Di Stagg High School di Palos Hills, seorang siswa dengan pengeras suara memimpin kelompok tersebut dalam seruan “Merdeka, Merdeka Palestina.” Namun akses ke semua sekolah sama-sama terbatas.

“Siswa tidak mengesampingkan hak konstitusional mereka, termasuk hak mereka untuk berbicara bebas, di gerbang sekolah dan dapat melakukan tindakan protes dalam batasan tertentu asalkan mereka tidak mengganggu lingkungan belajar dan menimbulkan kekhawatiran akan keamanan,” kata Waterman dalam emailnya.

Bagi para pemimpin protes dari ketiga sekolah dan Chicago Youth for Justice, meningkatkan kesadaran akan dampak perang pada warga sipil dan menekan para politisi untuk menuntut gencatan senjata adalah bagian dari misi mereka.

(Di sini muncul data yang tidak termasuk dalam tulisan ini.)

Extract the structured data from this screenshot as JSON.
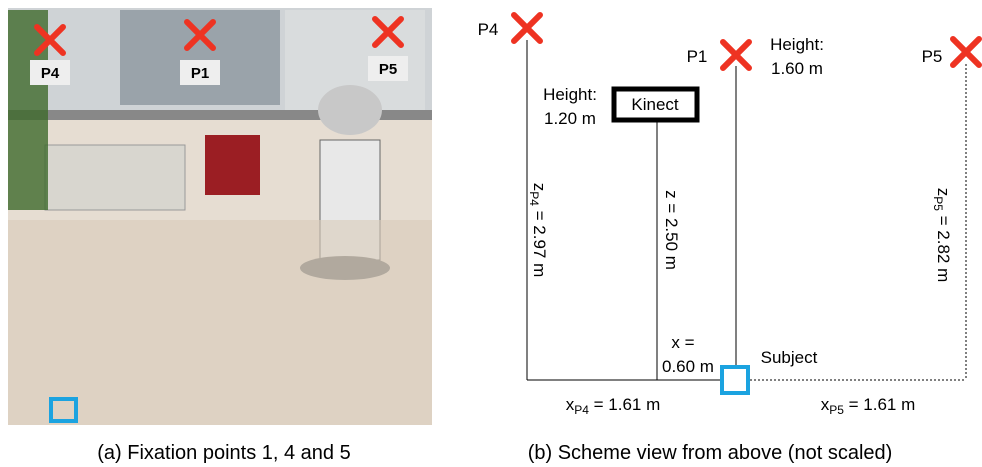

Tetapi para siswa di Sandburg High School di Orland Park mengatakan mereka memiliki motif lain: mendapatkan perhatian seseorang secara khusus.

Walikota Orland Park, Keith Pekau, baru-baru ini membuat komentar di pertemuan Dewan Desa yang telah dikritik oleh Arab-Amerika yang mendukung resolusi yang meminta gencatan senjata di Gaza.

“Saya harap Anda melihat ini,” kata Schuaibi. “Jika para pemuda datang padamu, kamu tahu kamu melakukan sesuatu yang salah.”